L'horloge sonnait dix heures quand MM. Pickwick, Ben Allen et Bob Sawyer frappèrent à la porte. Une servante proprette vint l'ouvrir, et tressaillit en voyant trois étrangers.

«M. Winkle est-il chez lui, ma chère? demanda M. Pickwick.

—Il va souper, monsieur, répondit la jeune fille.

—Donnez-lui cette carte, s'il vous plaît, et dites-lui que je suis fâché de le déranger si tard, mais que je viens d'arriver, et que je dois absolument le voir ce soir.»
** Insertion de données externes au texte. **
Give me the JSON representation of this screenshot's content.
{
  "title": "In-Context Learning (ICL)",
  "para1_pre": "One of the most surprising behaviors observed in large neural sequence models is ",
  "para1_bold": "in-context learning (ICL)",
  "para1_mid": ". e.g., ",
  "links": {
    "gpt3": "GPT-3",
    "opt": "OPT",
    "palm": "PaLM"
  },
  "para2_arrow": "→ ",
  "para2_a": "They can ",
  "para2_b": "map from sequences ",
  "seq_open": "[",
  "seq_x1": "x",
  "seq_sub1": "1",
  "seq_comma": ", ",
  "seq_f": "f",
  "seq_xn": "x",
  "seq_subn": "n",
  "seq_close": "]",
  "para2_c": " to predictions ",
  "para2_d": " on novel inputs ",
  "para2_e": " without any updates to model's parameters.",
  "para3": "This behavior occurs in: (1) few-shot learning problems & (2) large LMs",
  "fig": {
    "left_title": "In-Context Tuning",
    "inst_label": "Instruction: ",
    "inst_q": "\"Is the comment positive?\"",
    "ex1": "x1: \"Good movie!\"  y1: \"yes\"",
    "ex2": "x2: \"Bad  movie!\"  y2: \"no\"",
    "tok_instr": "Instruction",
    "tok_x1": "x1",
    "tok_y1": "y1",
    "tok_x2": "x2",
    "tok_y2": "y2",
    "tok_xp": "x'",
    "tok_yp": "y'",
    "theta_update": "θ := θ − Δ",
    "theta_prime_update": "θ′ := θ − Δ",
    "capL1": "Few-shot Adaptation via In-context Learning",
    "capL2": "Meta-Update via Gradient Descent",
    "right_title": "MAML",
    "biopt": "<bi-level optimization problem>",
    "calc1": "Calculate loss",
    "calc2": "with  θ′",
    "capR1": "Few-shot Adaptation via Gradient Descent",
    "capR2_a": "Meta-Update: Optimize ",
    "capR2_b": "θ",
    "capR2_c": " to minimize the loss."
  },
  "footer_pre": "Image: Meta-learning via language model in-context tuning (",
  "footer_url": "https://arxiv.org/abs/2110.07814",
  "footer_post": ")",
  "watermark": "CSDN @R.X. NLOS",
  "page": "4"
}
La jeune fille regarda timidement M. Sawyer, qui exprimait par une étonnante variété de grimaces l'admiration que lui inspiraient ses charmes; ensuite, jetant un coup d'œil aux chapeaux et aux redingotes accrochés dans le corridor, elle appela une autre servante, pour garder la porte pendant qu'elle montait. La sentinelle fut rapidement relevée, car la jeune fille revint immédiatement, demanda pardon aux trois amis de les avoir laissés dans la rue, et les introduisit dans un arrière-parloir, moitié bureau, moitié cabinet de toilette, dont les principaux meubles étaient un bureau, un lavabo, un miroir à barbe, un tire-botte et des crochets, un tabouret, quatre chaises, une table et une vieille horloge.

Sur le manteau de la cheminée se trouvait un coffre-fort en fer fixé dans le mur; enfin un almanach et une couple de tablettes chargées de livres et de papiers poudreux décoraient les murs.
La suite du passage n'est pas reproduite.